Wednesday, July 8, 2015

Biblical Bases for Political Viewpoints... and My Own.

While most of my views and posts focus more on economic issues, I couldn't help but chime in on the recent Supreme Court ruling on gay marriage.  In order to offer a basis, perhaps it may help to elaborate on some of my religious views, as it seems the basis for the opposition to the issue is based on religious grounds.

I am an agnostic... an inquisitive, deistic agnostic.  That is to say, I don't know if the God depicted in the Holy Bible is real, or if the Bible itself is "true."  I seriously doubt it is.  I believe the Bible was manufactured from a wide variety of documents, letters, and written narratives that were cherry-picked by the Council of Nicea.  I believe the Church that emerged after the death of Jesus quickly morphed into an organization more concerned with maintaining, and gaining, power and wealth from its followers than the sanctification of followers' souls.

Since college I have read a great amount of history of the ancient worlds, including the Stone-Bronze-Iron Ages, Greece, Rome, the Dark Ages, etc.  This study has come partially under the light of answering questions about the Bible, the same questions my numerous Sunday School teachers couldn't answer.  But it also came as a result of general curiosity.  I've always wondered what happened and who lived before us.  But I've also dabbled in other social sciences such as psychology, sociology, anthropology, as well as a little into the physical and life sciences.

As a result, I've discovered that science makes much more sense as to the various religions do.  I have, in truth, my own theory on the origin of religion in human history, though I'm sure I'm not the first to have conceived it.  It is this: humans have always been an inquisitive species, and we have always wondered where we came from, how we got here, and why we're here.  So it seems natural and rational to perceive early religions being created to begin answering those questions.  One need only recall their own childhood, or being a parent to a young child, and asking the many questions inquisitive young children ask.

After reading Hitchens' "God is Not Great." I learned its an idea well-developed.  Hitchens takes the point further; since we created religion to explain the world to us before science, now that we have science to explain the world, we don't need religion anymore.  And I tend to agree.

I imagine it starting like this: a small tribe of early humans are sitting around a campfire one starry night.  A child asks what those tiny lights are in the sky.  No parent, especially a father, wants to look stupid or ignorant to their child, so a parent, most likely the father, was willing to make up something.  If the parent was clever, they would create a fable that would entice the child to behave and obey.  "Those lights are the spirits of all the people who lived before us... including my parents, their parents, and their parents' parents.  And they are all looking down upon me and you.  So you better always do as we say, but they are always watching y-o-u."

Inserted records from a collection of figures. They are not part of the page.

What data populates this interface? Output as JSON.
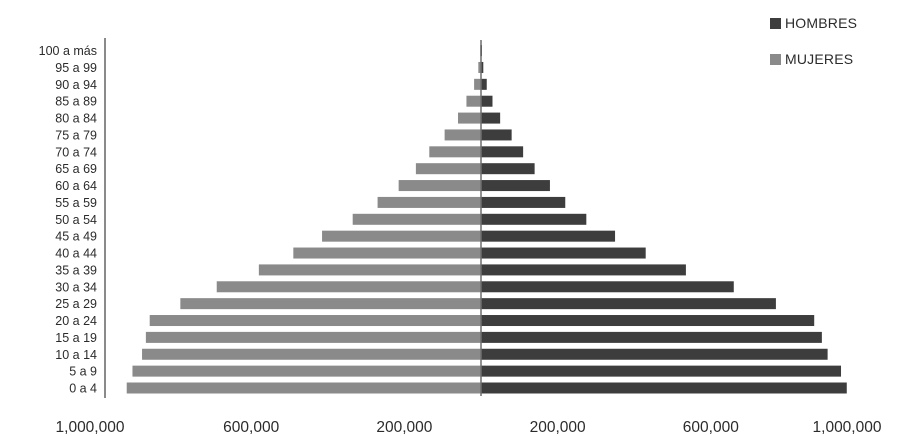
{
  "chart_data": {
    "type": "bar",
    "orientation": "horizontal",
    "layout": "population-pyramid",
    "categories": [
      "0 a 4",
      "5 a 9",
      "10 a 14",
      "15 a 19",
      "20 a 24",
      "25 a 29",
      "30 a 34",
      "35 a 39",
      "40 a 44",
      "45 a 49",
      "50 a 54",
      "55 a 59",
      "60 a 64",
      "65 a 69",
      "70 a 74",
      "75 a 79",
      "80 a 84",
      "85 a 89",
      "90 a 94",
      "95 a 99",
      "100 a más"
    ],
    "series": [
      {
        "name": "HOMBRES",
        "color": "#3d3d3d",
        "side": "right",
        "values": [
          955000,
          940000,
          905000,
          890000,
          870000,
          770000,
          660000,
          535000,
          430000,
          350000,
          275000,
          220000,
          180000,
          140000,
          110000,
          80000,
          50000,
          30000,
          15000,
          6000,
          2000
        ]
      },
      {
        "name": "MUJERES",
        "color": "#8a8a8a",
        "side": "left",
        "values": [
          925000,
          910000,
          885000,
          875000,
          865000,
          785000,
          690000,
          580000,
          490000,
          415000,
          335000,
          270000,
          215000,
          170000,
          135000,
          95000,
          60000,
          38000,
          18000,
          7000,
          2000
        ]
      }
    ],
    "x_tick_labels": [
      "1,000,000",
      "600,000",
      "200,000",
      "200,000",
      "600,000",
      "1,000,000"
    ],
    "xlim": [
      -1000000,
      1000000
    ],
    "legend_position": "top-right",
    "grid": false
  }
}
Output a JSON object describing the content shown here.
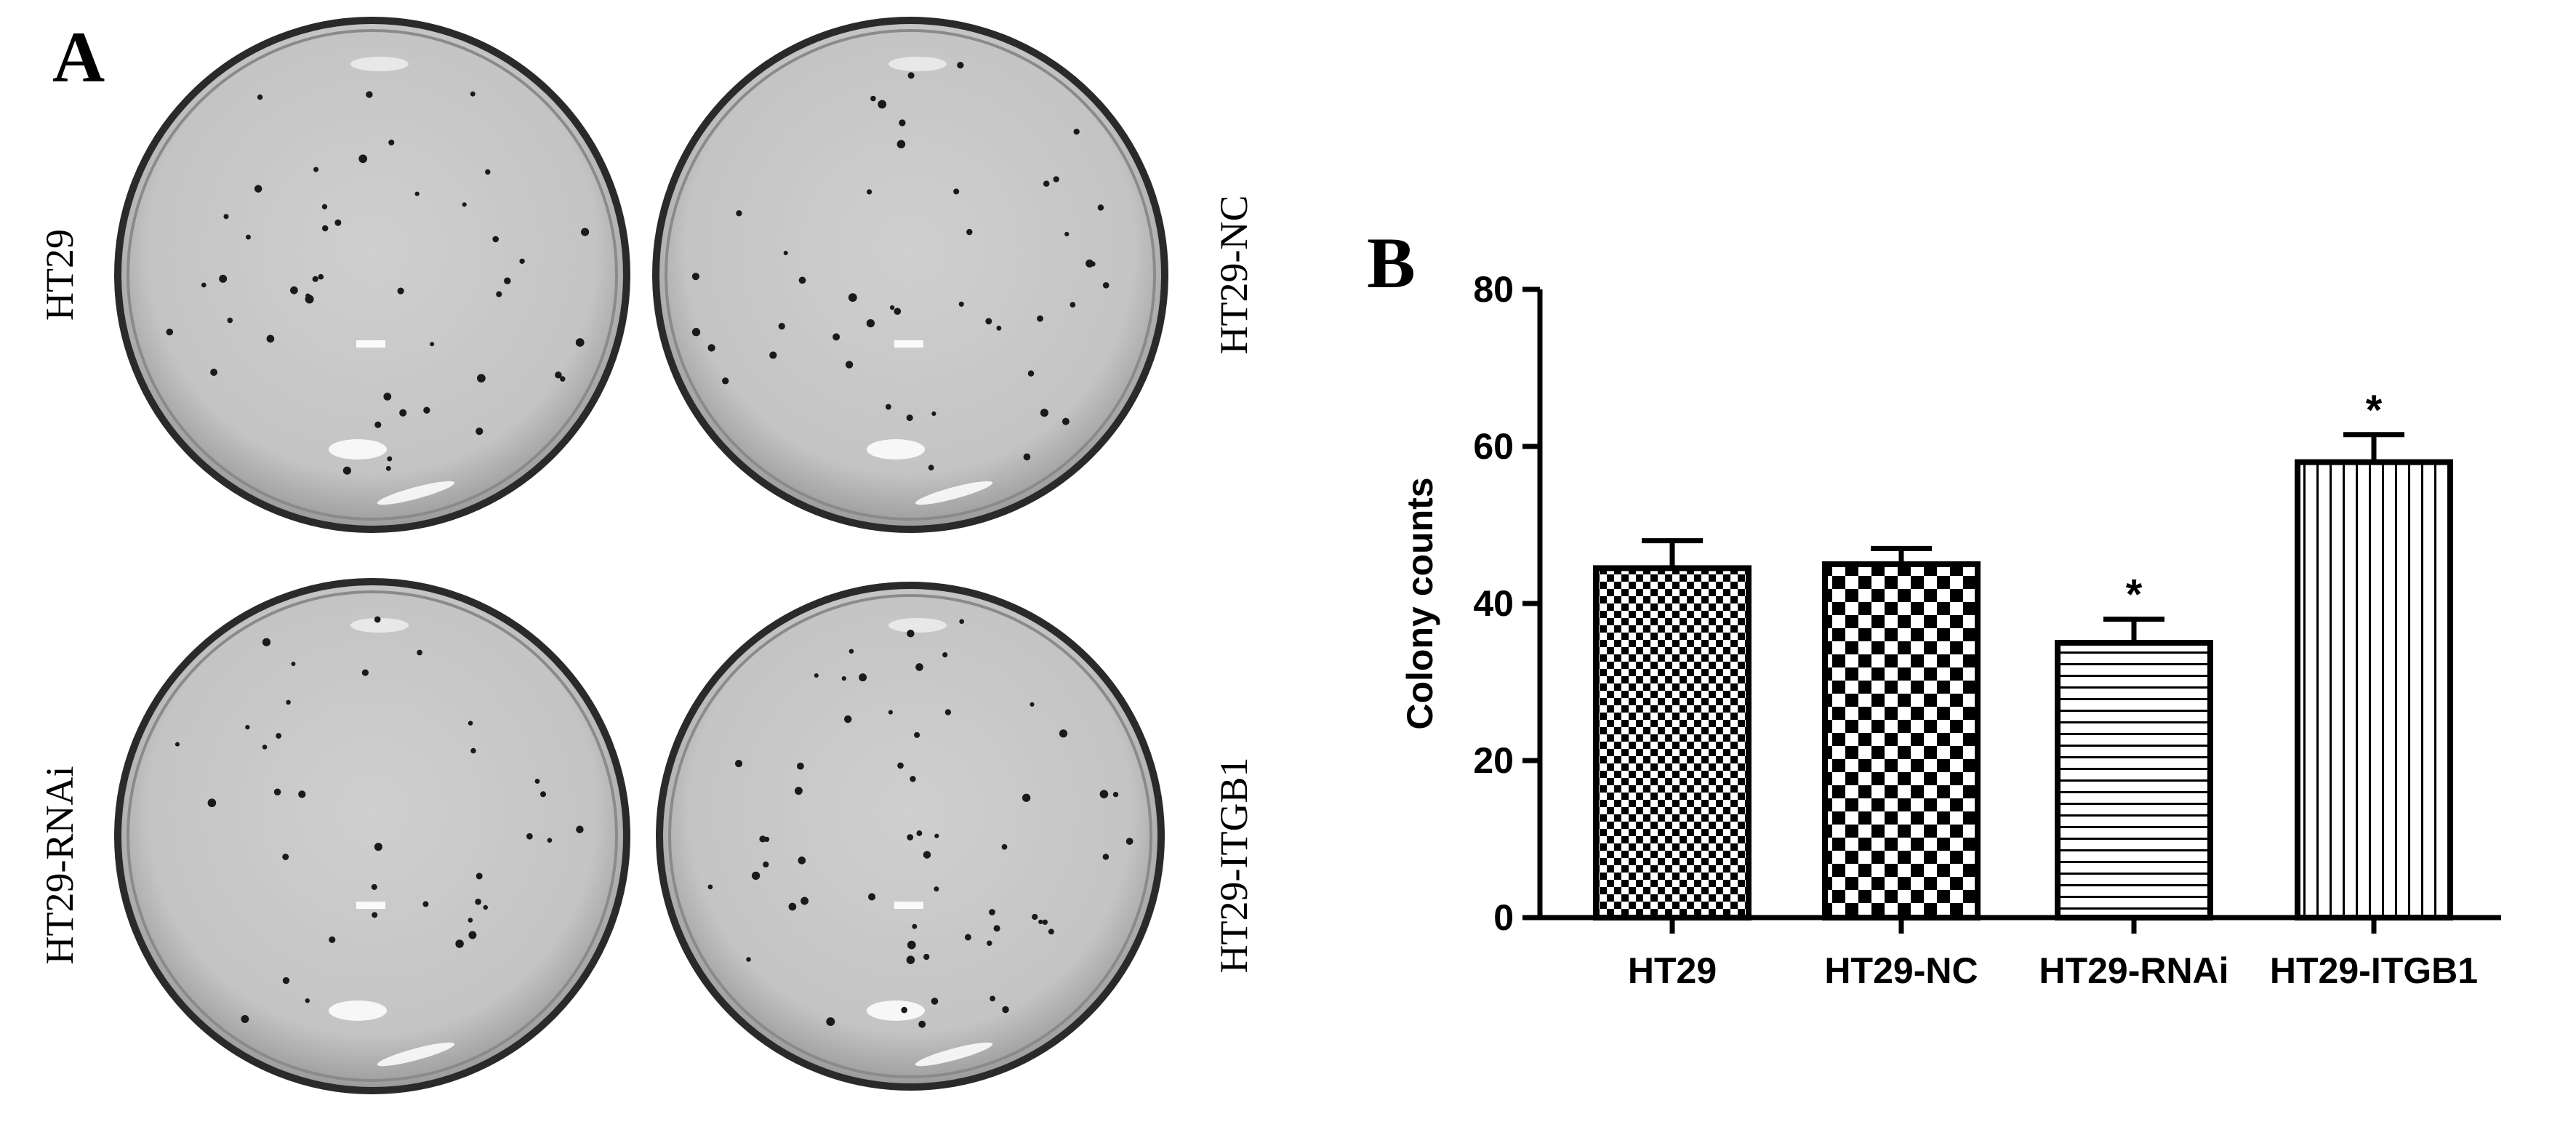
{
  "panel_a": {
    "letter": "A",
    "dishes": [
      {
        "label": "HT29"
      },
      {
        "label": "HT29-NC"
      },
      {
        "label": "HT29-RNAi"
      },
      {
        "label": "HT29-ITGB1"
      }
    ]
  },
  "panel_b": {
    "letter": "B"
  },
  "chart_data": {
    "type": "bar",
    "categories": [
      "HT29",
      "HT29-NC",
      "HT29-RNAi",
      "HT29-ITGB1"
    ],
    "values": [
      44.5,
      45,
      35,
      58
    ],
    "errors": [
      3.5,
      2,
      3,
      3.5
    ],
    "significance": [
      "",
      "",
      "*",
      "*"
    ],
    "ylabel": "Colony counts",
    "xlabel": "",
    "ylim": [
      0,
      80
    ],
    "yticks": [
      0,
      20,
      40,
      60,
      80
    ],
    "patterns": [
      "fine-checker",
      "coarse-checker",
      "horizontal-lines",
      "vertical-lines"
    ],
    "grid": false,
    "legend": "none",
    "colors": {
      "ink": "#000000",
      "background": "#ffffff",
      "dish": "#c8c8c8",
      "dish_rim": "#2a2a2a",
      "colony": "#1a1a1a"
    }
  }
}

Not just a plausible theory, but in my view, an allegory of religion in general.  Because of what I've read from so many different subjects, I'm led to conclude the Bible is not a history book, not a logical explanation of the Universe, and barely a comprehensible morality document.

I do, however, believe the words of Jesus are a more consistent moral doctrine, and simpler to absorb and follow.  Sparing all the quotes and passages, I'll just summarize Jesus' teaching as: "Be good to each other."  Simple as that. Don't just be good to the people around you, or the ones you like more, but, as Jesus did, those most in need.  Help heal the sick.  Help feed the hungry.  Just "be good to each other."

Where my agnosticism crystallizes is in the question: Is/was there some kind of a Creator?  While I do not believe the God as depicted in the Bible is real, I do believe there are an infinite number of possibilities of some kind of a being that drives the Universe.  Maybe it's just energy, maybe there is some logic and order to this seemingly random space, or maybe there is not.  To me, to extrapolate that because the God of the Bible isn't real there is can be no higher power of any kind is a leap I'm not willing to take.  A sharper mind like Dawkins or Hitchens would be able to skewer this viewpoint, and one day I may work to develop the idea further, but for now I'm okay with that view as is.

All that said, I take issue with the people who say homosexuality, and hence gay marriage, is wrong because the Bible says so.  The Bible also says it is not only right to have slaves but its also okay to beat them when they get out of line.  The Bible describes the eating of pork as a sin as much as it refers to homosexuality, or other "immorality" as a sin.  The Bible also says divorce is akin to adultery.

Therefore, I will conclude that the people who truly believe homosexuality is a sin because the Bible says so, also own slaves, have never divorced, and especially never had sex before marriage, and never, ever eat pork.

There's a much greater discussion to be had another day on the impact of the Religious Right on contemporary American politics, but I promise you, we will have it soon.